New Writing



Birdcatchers

Kristin Robertson


What happens to the birds who get stuck in the subway?
Only God and I know.
I’ve been catching birds for nearly 20 years now. 20 years of feathers in my face, of wriggling grey creatures frightened out of their simple minds. Some birds come easily, faithful like children, but others will fight like a cornered bear: all claws and flapping arms. There is nothing quite like the peaceful cooing of a dove in your hands though. Releasing them is euphoric. Before they leave there’s that brief glitch in time when a bird hears the call home before they follow it. Those who taste imprisonment learn their lessons well. I’ll never see them again.
Until about 13 years ago I had loved my job through and through. But then he found his way in. My very own big, blue whale. Well, except that it’s a big, green bird. A feral Rose-ringed Parakeet that is just as much of a menace as Melville’s beast. His unnatural warble taunts me through the tunnels. His demonic workings are evidenced by sections of damaged pipes and light fixtures. For years he has survived off the wastefulness of commuters and has hid in the many nooks of this maze. There are times where I don’t see his savage form for weeks. I always end up wondering if he met his end in the face of a train he couldn’t outrun. But then his chirps echo their way to me and my sick satisfaction is destroyed. An ordinary bird would have found their way out by now.
Mark my words well; one day his luck will run out.
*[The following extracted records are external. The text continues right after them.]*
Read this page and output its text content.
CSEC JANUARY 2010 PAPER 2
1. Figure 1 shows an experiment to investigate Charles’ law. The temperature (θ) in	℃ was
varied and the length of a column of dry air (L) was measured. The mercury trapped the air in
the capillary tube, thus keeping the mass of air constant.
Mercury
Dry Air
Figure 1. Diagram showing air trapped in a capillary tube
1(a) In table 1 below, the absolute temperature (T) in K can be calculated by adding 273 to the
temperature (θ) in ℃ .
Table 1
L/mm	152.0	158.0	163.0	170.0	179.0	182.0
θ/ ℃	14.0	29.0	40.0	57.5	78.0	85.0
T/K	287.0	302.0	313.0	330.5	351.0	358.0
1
A young man crosses my path too often for coincidence. Platform 2, it’s always platform 2. In the thrilling youth of his twenties, he complains about the rising train fares and spends time with many “lucky” girls. The girls are different almost every time and yet they are the same: intense eyes that teem with subtext and an all-round air of importance, no doubt created by the young man himself. He relishes the attention he gets from harvesting such high egos. Perhaps he feels he’s won the prize no other man could hold, a prize he created himself. And yet, he’s the one who cuts them loose. I’ve seen him cut at least three of them right here on the platform. He leaves their bright eyes dripping as he’s carried further away on a train ride meant for two.
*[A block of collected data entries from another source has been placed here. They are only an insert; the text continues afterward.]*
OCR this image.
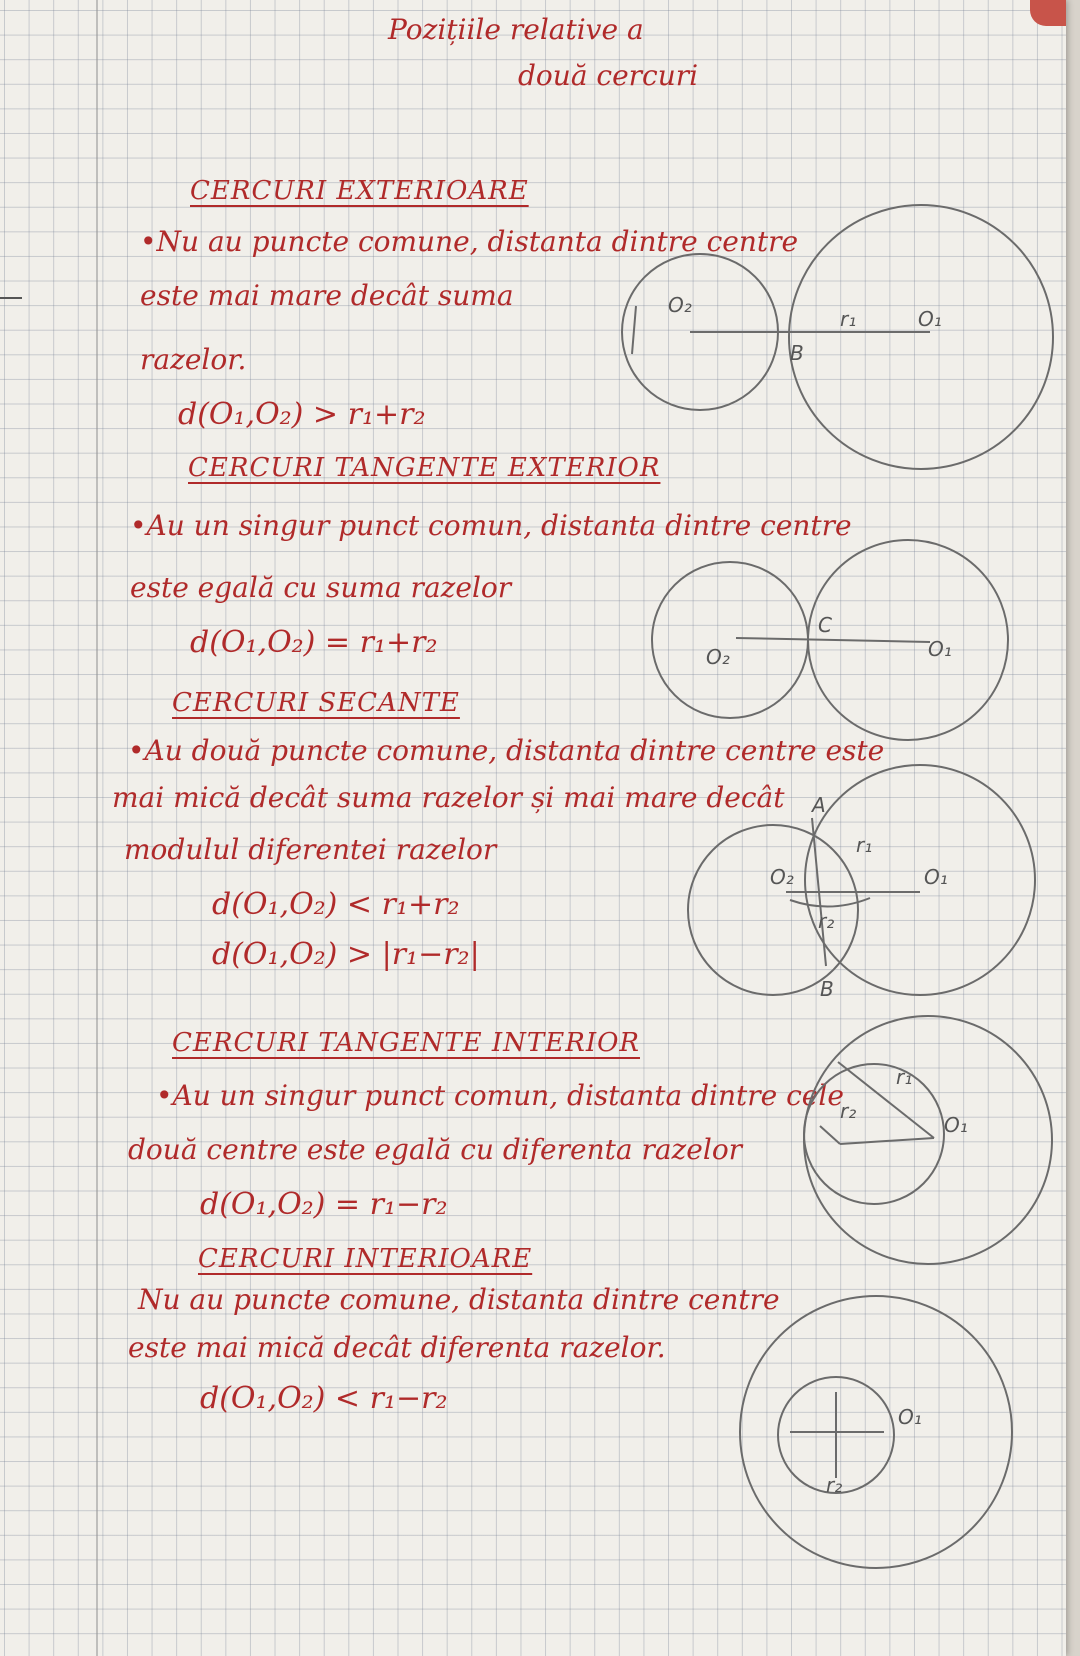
Pozițiile relative a
două cercuri
CERCURI EXTERIOARE
•Nu au puncte comune, distanta dintre centre
este mai mare decât suma
razelor.
d(O₁,O₂) > r₁+r₂
CERCURI TANGENTE EXTERIOR
•Au un singur punct comun, distanta dintre centre
este egală cu suma razelor
d(O₁,O₂) = r₁+r₂
CERCURI SECANTE
•Au două puncte comune, distanta dintre centre este
mai mică decât suma razelor și mai mare decât
modulul diferentei razelor
d(O₁,O₂) < r₁+r₂
d(O₁,O₂) > |r₁−r₂|
CERCURI TANGENTE INTERIOR
•Au un singur punct comun, distanta dintre cele
două centre este egală cu diferenta razelor
d(O₁,O₂) = r₁−r₂
CERCURI INTERIOARE
Nu au puncte comune, distanta dintre centre
este mai mică decât diferenta razelor.
d(O₁,O₂) < r₁−r₂
O₂
r₁	O₁
B
C
O₂	O₁
A
r₁
O₂	O₁
r₂
B
r₁
r₂
O₁
O₁
r₂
It’s been a quiet week; zero calls to rescue the lost. I don’t waste this time. The deepest part of the subway is mine to explore. He must have a permanent lair in which to gather his strength. My footsteps are masked by the distant rushing of trains and the dripping of unseen leaks. My flashlight finds a syringe on the ground as I shudder at the thought of desperateness. Graffiti from years before still shouts its significance.
What was that?
The flap of wings!
No other birds would venture in this deep: it’s him. I ready my net and breathe deep to steady myself. My teeth now clutch the torch as I move forward. Both hands on the net. Don’t lose focus, not now.
He flaps again.
I’m close.
Don’t trip. Don’t let him know you are here.
My neck’s craned forward uncomfortably as my eyes search the darkness. I must be right on top of him.
Flap
“Ow”
Clunk
Leave the torch; just follow him while you can. I chase him back the way I came and stagger among the rubble. I regret the torch. Lose the torch, lose the beast. By the time I make it back to the main lights he’s probably found a whole new hideout.
I’m not much of a smoker but I become two-packs-a-day addicted when it comes to him. I look like a mad man. Doubled over like I can’t breathe and yet I puff out cheap smoke. There are red smears on my face: deep claw marks. Children stare.
Son of a bitch.
I was so damn close.

I checked that tunnel many times after that, but he’s too smart to return. I don’t see him for as long as it takes for a scratch to become a scar. I’ve had to settle for small catches. But despite my rage they were all gentle, every one. They coo my curses away and I can’t help but smile again when they leave me.
Off I go down platform 2. Children are complaining about their feet and mothers are complaining about their children. Men stare into the distance, so lost in thought their train may pass without them on it. And suddenly I’m shocked. It’s the young man again and he’s with a girl, nothing new there. But she seems different from the rest. She seems wholesome and at ease. She doesn’t stand as if the platform owes her a ‘thank you’ for being there. Her body isn’t pressed up against him in a ludicrous display of affection. They are simply holding hands and talking like old friends. He tries to put her on a pedestal, she smiles and changes the subject. She’s not buying into his tricks. As their train pulls in, I silently pray he doesn’t screw this one up. I don’t know him, but I know she’s the one he’s been looking for.